Segundo relatos dos nativos, o barão possuía cerca de duzentos escravos, sendo estes, os protagonistas da construção da Igreja de Pedras. Para alguns, é impossível um ser humano levantar tamanho peso: “Só pode ter sido algum pacto”, desabafam. Atualmente a maioria desses moradores não reside mais nos povoamentos ao lado das ruínas, mas, a alguns quilômetros de distância - próximos da cidade, no entanto, permanentemente ligados à história local.

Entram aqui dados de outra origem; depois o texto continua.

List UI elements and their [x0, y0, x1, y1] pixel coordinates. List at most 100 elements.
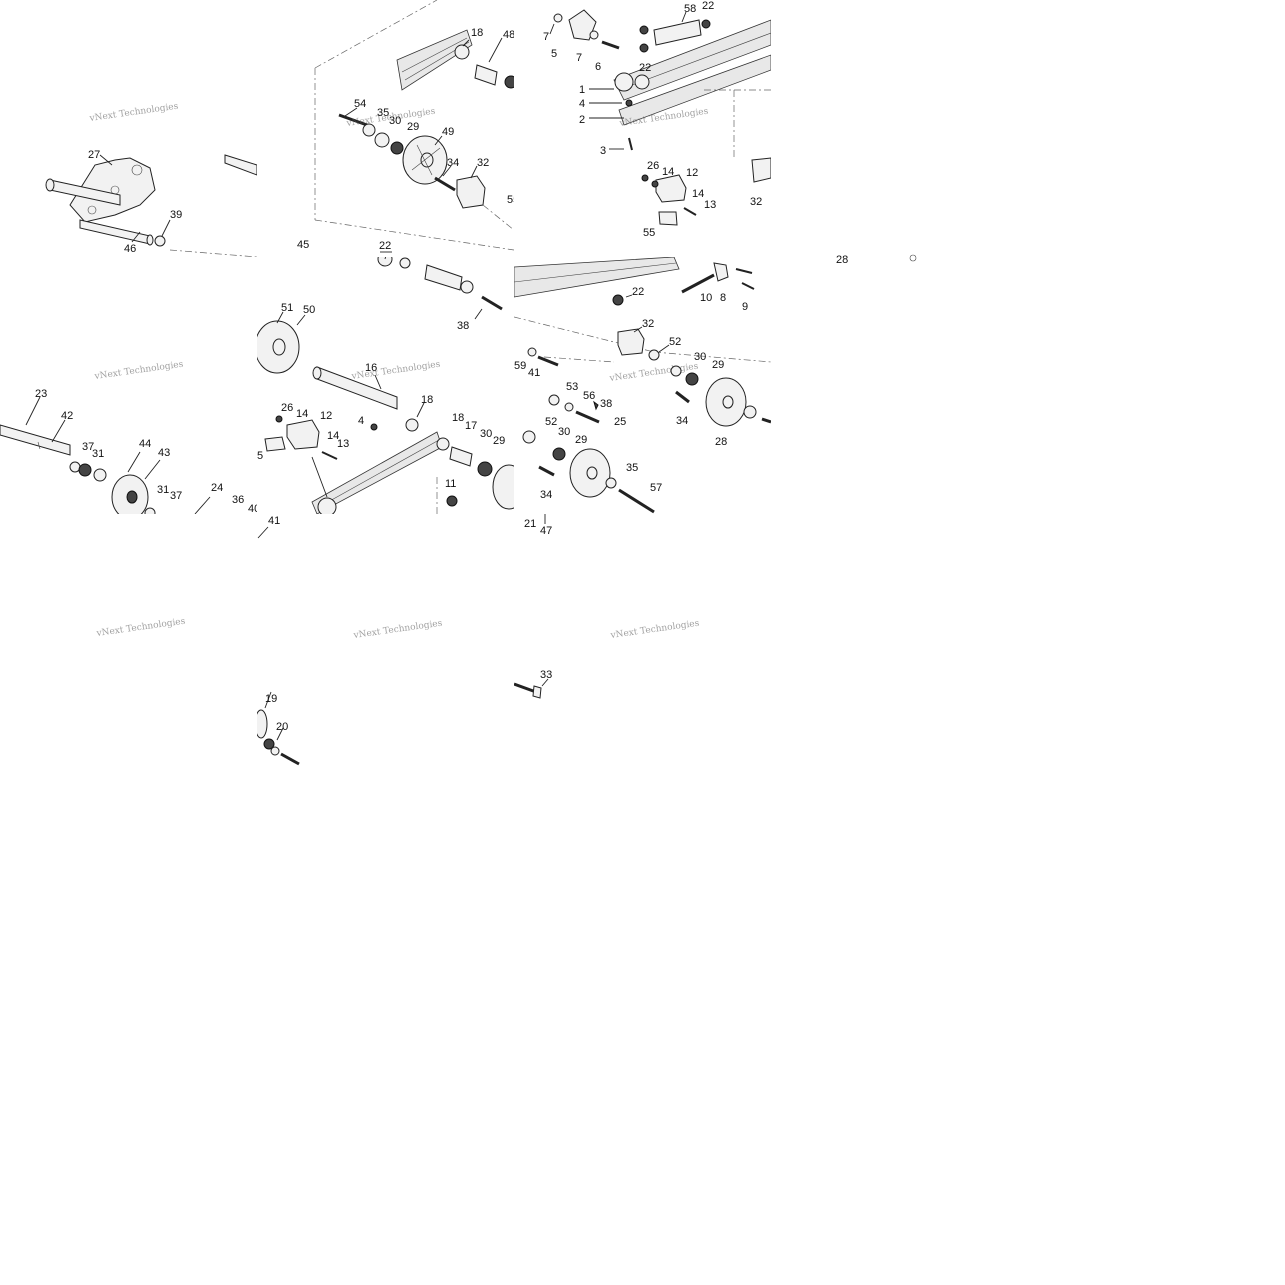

Para chegar até às ruínas, não bastam pés ou patas: é preciso muita fé e determinação, o que é reforçado pelo perfil dos personagens no interior do 4 rodas: dentre eles, irmã Alzira e Pe. José, austríaco que trabalha na região há mais de trinta anos. Diante do sentimento de inconformismo daquela em virtude de partidarismos tão regionais, este ressalta a necessidade de que o "sentimento não pode parar" e, já que a luta continua, abrimos caminho por entre motos e animais de carga, que, ao mesmo tempo, sobem as montanhas num abre e fecha de cancelas harmonioso.
As conversas sobre movimentos sociais, sociedade civil organizada, preservação ambiental, valorização cultural, desbravamento da história in loco são interrompidas quando vemos um veículo estacionado no topo da serra à esquerda, num caminho aparentemente aberto como ponto de estudo para possível exploração de minério. Logo à frente, avistamos um senhor de muletas sentado numa grande pedra, ao lado de dois veículos que não conseguiram escalar as serras íngremes - e as facilidades são muito maiores, se comparadas há outros tempos.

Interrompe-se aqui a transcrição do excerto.